The explosion in energy prices after the war in Ukraine began, but above all as a consequence of the "green" energy policies which have made Europe so dependent on Russian gas for the last 20 years, has led and is leading hundreds of millions of Europeans to restrict their energy consumption, especially this winter, in heating.
As you read this, some European families are already at 15 degrees (59° Fahrenheit) in their living rooms . Happy New Year!
And winter is not near its end. The countless restrictions on heating and electricity that Europeans have to impose on themselves -- they have no choice -- will have devastating consequences. That was the conclusion of a robust statistical survey published recently by the British magazine The Economist.
Due to the current insane energy prices, The Economist explained, 147,000 Europeans will die this winter in excess of the annual average (years 2015-2019). If the winter is mild, according to the magazine, this drops to 79,000 "excess" deaths. If the winter is harsh, the number of "excess" deaths is projected to be 185,000:
'The only firm conclusion our model provides is that if the patterns from 2000-19 do continue to apply in 2022-23, Russia's energy weapon will prove highly potent. With electricity prices near their current levels, around 147,000 more people (4.8% more than average) would die in a typical winter than if those costs returned to the average from 2015-19. Given mild temperatures—using the warmest winter during the past 20 years for each country—this figure would fall to 79,000, a 2.7% increase. And with frigid ones, using each country's coldest winter since 2000, it would climb to 185,000, a rise of 6.0%."
Tens of thousands of soldiers are estimated to have been killed in the Ukraine war. Put another way, even in a best-case scenario -- a mild winter -- according to The Economist, exploding energy prices could kill more Europeans than the war in Ukraine has killed soldiers. Staggering.
The Economist is rightly cautious: the explosion in energy costs over the past year is without precedent in Europe. The statistical projection must take into account national policies of energy price caps and "smoothing". It is, however, always healthy to be wary of mathematical modelling of the future -- think of the IPCC reports, and the recent projections of COVID deaths.
Cold kills. The cold directly kills those who give up heating, those who perish in the street. The cold encourages the deadly diseases that thrive in winter. The cold kills those who try to heat themselves by alternative, makeshift means during blackouts and supply interruptions.
This tragedy is the direct consequence of the green energy policies that have been pursued in Europe for the past 20 years.

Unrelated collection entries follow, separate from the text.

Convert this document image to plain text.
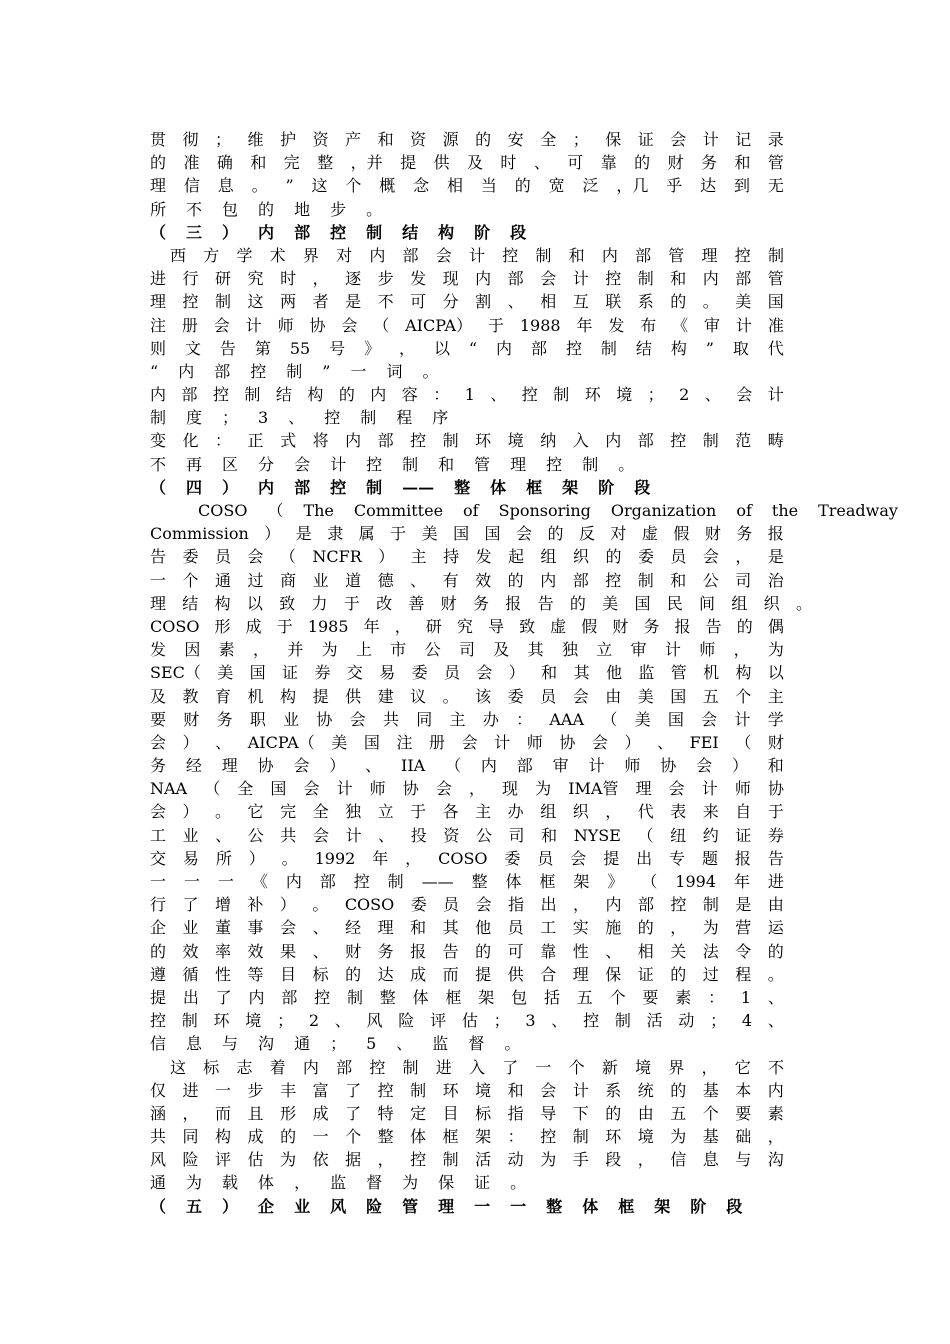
贯 彻 ； 维 护 资 产 和 资 源 的 安 全 ； 保 证 会 计 记 录
的 准 确 和 完 整 ，并 提 供 及 时 、 可 靠 的 财 务 和 管
理 信 息 。 ” 这 个 概 念 相 当 的 宽 泛 ，几 乎 达 到 无
所 不 包 的 地 步 。
（ 三 ） 内 部 控 制 结 构 阶 段
西 方 学 术 界 对 内 部 会 计 控 制 和 内 部 管 理 控 制
进 行 研 究 时 ， 逐 步 发 现 内 部 会 计 控 制 和 内 部 管
理 控 制 这 两 者 是 不 可 分 割 、 相 互 联 系 的 。 美 国
注 册 会 计 师 协 会 （ AICPA） 于 1988 年 发 布 《 审 计 准
则 文 告 第 55 号 》 ， 以 “ 内 部 控 制 结 构 ” 取 代
“ 内 部 控 制 ” 一 词 。
内 部 控 制 结 构 的 内 容 ： 1 、 控 制 环 境 ； 2 、 会 计
制 度 ； 3 、 控 制 程 序
变 化 ： 正 式 将 内 部 控 制 环 境 纳 入 内 部 控 制 范 畴
不 再 区 分 会 计 控 制 和 管 理 控 制 。
（ 四 ） 内 部 控 制 —— 整 体 框 架 阶 段
COSO （ The Committee of Sponsoring Organization of the Treadway
Commission ） 是 隶 属 于 美 国 国 会 的 反 对 虚 假 财 务 报
告 委 员 会 （ NCFR ） 主 持 发 起 组 织 的 委 员 会 ， 是
一 个 通 过 商 业 道 德 、 有 效 的 内 部 控 制 和 公 司 治
理 结 构 以 致 力 于 改 善 财 务 报 告 的 美 国 民 间 组 织 。
COSO 形 成 于 1985 年 ， 研 究 导 致 虚 假 财 务 报 告 的 偶
发 因 素 ， 并 为 上 市 公 司 及 其 独 立 审 计 师 ， 为
SEC（ 美 国 证 券 交 易 委 员 会 ） 和 其 他 监 管 机 构 以
及 教 育 机 构 提 供 建 议 。 该 委 员 会 由 美 国 五 个 主
要 财 务 职 业 协 会 共 同 主 办 ： AAA （ 美 国 会 计 学
会 ） 、 AICPA（ 美 国 注 册 会 计 师 协 会 ） 、 FEI （ 财
务 经 理 协 会 ） 、 IIA （ 内 部 审 计 师 协 会 ） 和
NAA （ 全 国 会 计 师 协 会 ， 现 为 IMA管 理 会 计 师 协
会 ） 。 它 完 全 独 立 于 各 主 办 组 织 ， 代 表 来 自 于
工 业 、 公 共 会 计 、 投 资 公 司 和 NYSE （ 纽 约 证 券
交 易 所 ） 。 1992 年 ， COSO 委 员 会 提 出 专 题 报 告
一 一 一 《 内 部 控 制 —— 整 体 框 架 》 （ 1994 年 进
行 了 增 补 ） 。 COSO 委 员 会 指 出 ， 内 部 控 制 是 由
企 业 董 事 会 、 经 理 和 其 他 员 工 实 施 的 ， 为 营 运
的 效 率 效 果 、 财 务 报 告 的 可 靠 性 、 相 关 法 令 的
遵 循 性 等 目 标 的 达 成 而 提 供 合 理 保 证 的 过 程 。
提 出 了 内 部 控 制 整 体 框 架 包 括 五 个 要 素 ： 1 、
控 制 环 境 ； 2 、 风 险 评 估 ； 3 、 控 制 活 动 ； 4 、
信 息 与 沟 通 ； 5 、 监 督 。
这 标 志 着 内 部 控 制 进 入 了 一 个 新 境 界 ， 它 不
仅 进 一 步 丰 富 了 控 制 环 境 和 会 计 系 统 的 基 本 内
涵 ， 而 且 形 成 了 特 定 目 标 指 导 下 的 由 五 个 要 素
共 同 构 成 的 一 个 整 体 框 架 ： 控 制 环 境 为 基 础 ，
风 险 评 估 为 依 据 ， 控 制 活 动 为 手 段 ， 信 息 与 沟
通 为 载 体 ， 监 督 为 保 证 。
（ 五 ） 企 业 风 险 管 理 一 一 整 体 框 架 阶 段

The construction of the post-WWII West European order, which was not yet a "European Union", was largely built on the desire to promote the production of abundant and inexpensive energy. Two of the three original "communities" – coal and steel and atomic energy -- responded to this desire. The main objective of the Euratom Treaty was to create "the conditions for the development of a powerful European nuclear industry" capable of guaranteeing the energy independence of the six original members of the European Coal and Steel Community (which eventually became the European Union).

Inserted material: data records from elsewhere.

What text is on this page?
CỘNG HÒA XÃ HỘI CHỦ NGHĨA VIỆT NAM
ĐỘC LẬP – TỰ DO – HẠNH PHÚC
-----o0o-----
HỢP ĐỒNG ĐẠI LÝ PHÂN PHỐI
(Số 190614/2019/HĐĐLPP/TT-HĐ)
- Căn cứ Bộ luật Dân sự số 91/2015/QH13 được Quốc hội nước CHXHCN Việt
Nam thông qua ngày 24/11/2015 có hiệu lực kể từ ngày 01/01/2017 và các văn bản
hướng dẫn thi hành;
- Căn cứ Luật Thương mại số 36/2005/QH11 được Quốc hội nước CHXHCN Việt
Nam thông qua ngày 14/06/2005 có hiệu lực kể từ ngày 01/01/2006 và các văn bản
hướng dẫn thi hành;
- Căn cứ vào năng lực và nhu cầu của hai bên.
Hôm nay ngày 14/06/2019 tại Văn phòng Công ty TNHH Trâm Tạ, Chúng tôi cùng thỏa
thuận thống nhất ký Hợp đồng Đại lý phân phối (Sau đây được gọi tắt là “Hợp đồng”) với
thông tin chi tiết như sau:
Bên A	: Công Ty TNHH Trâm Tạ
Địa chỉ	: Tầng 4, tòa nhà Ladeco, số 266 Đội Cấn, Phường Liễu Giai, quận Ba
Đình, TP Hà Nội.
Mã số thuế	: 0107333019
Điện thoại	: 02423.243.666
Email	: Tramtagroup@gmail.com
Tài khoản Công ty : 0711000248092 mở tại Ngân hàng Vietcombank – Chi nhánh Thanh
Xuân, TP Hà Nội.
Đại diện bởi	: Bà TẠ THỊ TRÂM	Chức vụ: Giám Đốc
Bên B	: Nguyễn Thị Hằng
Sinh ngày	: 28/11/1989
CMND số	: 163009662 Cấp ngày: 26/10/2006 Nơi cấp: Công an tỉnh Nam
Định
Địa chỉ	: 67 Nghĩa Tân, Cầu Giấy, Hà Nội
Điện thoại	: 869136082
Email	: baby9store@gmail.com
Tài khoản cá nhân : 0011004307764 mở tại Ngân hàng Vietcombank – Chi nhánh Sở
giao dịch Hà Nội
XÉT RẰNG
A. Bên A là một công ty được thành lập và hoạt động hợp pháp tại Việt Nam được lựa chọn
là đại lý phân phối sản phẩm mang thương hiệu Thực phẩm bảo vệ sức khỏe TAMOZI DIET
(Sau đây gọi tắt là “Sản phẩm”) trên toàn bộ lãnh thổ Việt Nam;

European energy policy was, for a long time, decided under the aegis of experts such as Samuele Furfari, who are aware that energy underpins human existence in all its manifestations.
Today the European Commission is dominated by self-styled environmentalists such as Frans Timmermans, under the leadership of Germany's Ursula von der Leyen, not to mention the wanderings of the European Parliament. The disfavour into which the only sustainable, non-intermittent and genuinely European source of energy -- nuclear power -- has fallen is largely due to the decisions of the European Union.
Of course, nuclear energy is not without risks and shortcomings. There is, also, the question of nuclear waste, which is not so easy to manage. After the progressive banishment of coal in much of Europe, however, and as the EU countries have practically no easily extracted gas of their own, there are only two options: nuclear energy, and imported gas, so far from Russia, Qatar and Algeria, three authoritarian regimes. America has gas, too, but for that Europe needs liquid natural gas (LNG) terminals. Germany, for example, has just one "floating terminal" of that kind. These are the reasons nuclear energy needs to be part of Europe's energy mix, if it wants to remain a tiny bit independent, especially from countries such as Russia and Qatar.
This does not absolve Europe's national governments of their responsibilities. French President Emmanuel Macron first disinvested from the French nuclear fleet, which he is now trying to patch up in a hurry. Belgium is the only country in the West that has continued to shut down fully operational nuclear reactors since the outbreak of the war in Ukraine. Germany has been bought by Russia and its gas. The biggest European environmental organizations have been massively financed (bought, bribed) by Gazprom -- in other words, by the Russian government.
The consequence of this applied environmentalism -- the "progressives'" banishment of coal, the destruction of Europe's nuclear capabilities, the extreme dependence on Russian gas -- is that we, the arrogant Europeans, are enduring the winter like a bunch of Hobbits.
Drieu Godefridi is a jurist (University Saint-Louis, University of Louvain), philosopher (University Saint-Louis, University of Louvain) and PhD in legal theory (Paris IV-Sorbonne). He is an entrepreneur, CEO of a European private education group and director of PAN Medias Group. He is the author of The Green Reich (2020).